Gcc is generating an unnecessary and redundant xor eax eax in the following code #include <bit> #include <stdint.h> uint32_t pop(uint32_t n) { return std::popcount(n); } pop(unsigned int): xor eax, eax popcnt eax, edi ret https://godbolt.org/z/81o1Y6T5x
This happens with __builtin_popcount as well, not just std::popcount. This appears to have started in GCC 4.9.2. https://godbolt.org/z/4dGWvT5zr
Seems to effect all
This is by design. /* X86_TUNE_AVOID_FALSE_DEP_FOR_BMI: Avoid false dependency for bit-manipulation instructions. */ DEF_TUNE (X86_TUNE_AVOID_FALSE_DEP_FOR_BMI, "avoid_false_dep_for_bmi", m_SANDYBRIDGE | m_CORE_AVX2 | m_GENERIC)
That is not unnecessary nor redundant, but fully intentional. See e.g. PR62011.
See PR 62011 for more details.
Ah thank you @Andrew Pinski @Jakub Jelinek
Does the false dependency still apply to modern CPUs?

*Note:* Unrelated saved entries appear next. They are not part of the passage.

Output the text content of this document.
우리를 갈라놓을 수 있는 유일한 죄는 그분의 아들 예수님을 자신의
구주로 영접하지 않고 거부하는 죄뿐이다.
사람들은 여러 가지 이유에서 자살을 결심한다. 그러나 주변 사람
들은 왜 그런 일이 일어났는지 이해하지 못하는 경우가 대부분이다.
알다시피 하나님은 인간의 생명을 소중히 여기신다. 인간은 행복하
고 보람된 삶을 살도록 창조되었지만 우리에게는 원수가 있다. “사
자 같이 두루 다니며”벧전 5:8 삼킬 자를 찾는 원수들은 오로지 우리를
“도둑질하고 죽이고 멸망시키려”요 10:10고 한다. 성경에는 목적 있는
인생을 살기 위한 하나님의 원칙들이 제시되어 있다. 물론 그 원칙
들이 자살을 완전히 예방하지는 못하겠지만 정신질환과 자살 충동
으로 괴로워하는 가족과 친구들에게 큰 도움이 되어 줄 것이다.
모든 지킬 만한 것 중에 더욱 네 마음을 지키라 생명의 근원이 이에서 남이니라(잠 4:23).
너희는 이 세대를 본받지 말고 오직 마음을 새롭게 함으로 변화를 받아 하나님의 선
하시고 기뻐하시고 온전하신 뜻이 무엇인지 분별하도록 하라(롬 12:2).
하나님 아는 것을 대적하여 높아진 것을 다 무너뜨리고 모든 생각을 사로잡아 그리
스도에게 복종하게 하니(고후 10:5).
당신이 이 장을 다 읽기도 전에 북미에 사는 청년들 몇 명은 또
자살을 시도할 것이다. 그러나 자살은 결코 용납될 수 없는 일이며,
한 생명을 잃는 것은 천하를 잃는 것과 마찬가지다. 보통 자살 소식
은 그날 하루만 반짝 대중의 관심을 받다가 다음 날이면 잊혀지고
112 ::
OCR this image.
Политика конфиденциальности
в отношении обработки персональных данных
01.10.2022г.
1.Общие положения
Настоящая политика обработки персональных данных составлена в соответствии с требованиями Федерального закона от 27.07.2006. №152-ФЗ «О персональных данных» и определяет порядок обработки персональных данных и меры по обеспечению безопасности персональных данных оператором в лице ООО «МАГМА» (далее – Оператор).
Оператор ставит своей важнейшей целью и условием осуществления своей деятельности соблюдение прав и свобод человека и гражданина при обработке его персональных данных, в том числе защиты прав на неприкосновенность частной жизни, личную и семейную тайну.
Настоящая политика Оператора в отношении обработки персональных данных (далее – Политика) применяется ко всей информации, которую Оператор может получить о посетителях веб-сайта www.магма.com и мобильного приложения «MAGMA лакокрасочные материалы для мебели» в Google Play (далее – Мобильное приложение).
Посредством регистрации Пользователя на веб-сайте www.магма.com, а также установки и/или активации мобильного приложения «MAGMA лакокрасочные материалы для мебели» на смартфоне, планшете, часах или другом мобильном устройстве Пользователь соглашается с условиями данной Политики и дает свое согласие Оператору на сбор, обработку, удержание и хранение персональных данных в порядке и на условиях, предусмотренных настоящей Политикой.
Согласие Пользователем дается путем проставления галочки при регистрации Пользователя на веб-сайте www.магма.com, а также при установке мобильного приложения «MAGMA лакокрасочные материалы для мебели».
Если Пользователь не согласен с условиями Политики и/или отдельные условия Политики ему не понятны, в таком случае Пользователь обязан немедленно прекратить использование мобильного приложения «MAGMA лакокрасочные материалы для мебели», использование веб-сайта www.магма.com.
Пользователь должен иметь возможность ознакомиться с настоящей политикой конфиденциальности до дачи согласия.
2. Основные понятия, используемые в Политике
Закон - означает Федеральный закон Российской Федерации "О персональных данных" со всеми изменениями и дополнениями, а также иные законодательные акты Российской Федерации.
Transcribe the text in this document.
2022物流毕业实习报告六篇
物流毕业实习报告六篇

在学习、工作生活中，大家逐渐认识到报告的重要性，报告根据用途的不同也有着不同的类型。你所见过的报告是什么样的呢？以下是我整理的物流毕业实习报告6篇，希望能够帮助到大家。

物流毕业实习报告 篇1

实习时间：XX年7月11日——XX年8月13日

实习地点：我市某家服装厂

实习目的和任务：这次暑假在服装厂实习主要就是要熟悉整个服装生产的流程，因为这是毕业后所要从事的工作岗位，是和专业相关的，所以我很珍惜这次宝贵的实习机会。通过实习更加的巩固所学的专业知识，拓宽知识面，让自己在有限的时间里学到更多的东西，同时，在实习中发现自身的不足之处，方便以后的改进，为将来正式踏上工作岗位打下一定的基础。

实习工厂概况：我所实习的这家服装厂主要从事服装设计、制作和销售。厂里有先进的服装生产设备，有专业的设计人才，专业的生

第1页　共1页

(In reply to Jeremy R. from comment #7) > Does the false dependency still apply to modern CPUs? How modern is modern? Skylake fixed this for lzcnt and tzcnt. Cannon Lake (and Ice Lake) fixed this for popcnt. https://www.intel.com/content/dam/www/public/us/en/documents/specification-updates/desktop-6th-gen-core-family-spec-update.pdf This is from https://stackoverflow.com/questions/25078285/replacing-a-32-bit-loop-counter-with-64-bit-introduces-crazy-performance-deviati/54429148#54429148
Thank you for the resources and for your insight, it's much appreciated. Is there interest in updating the intentional false-dependency logic to not fire for architectures newer than cannonlake?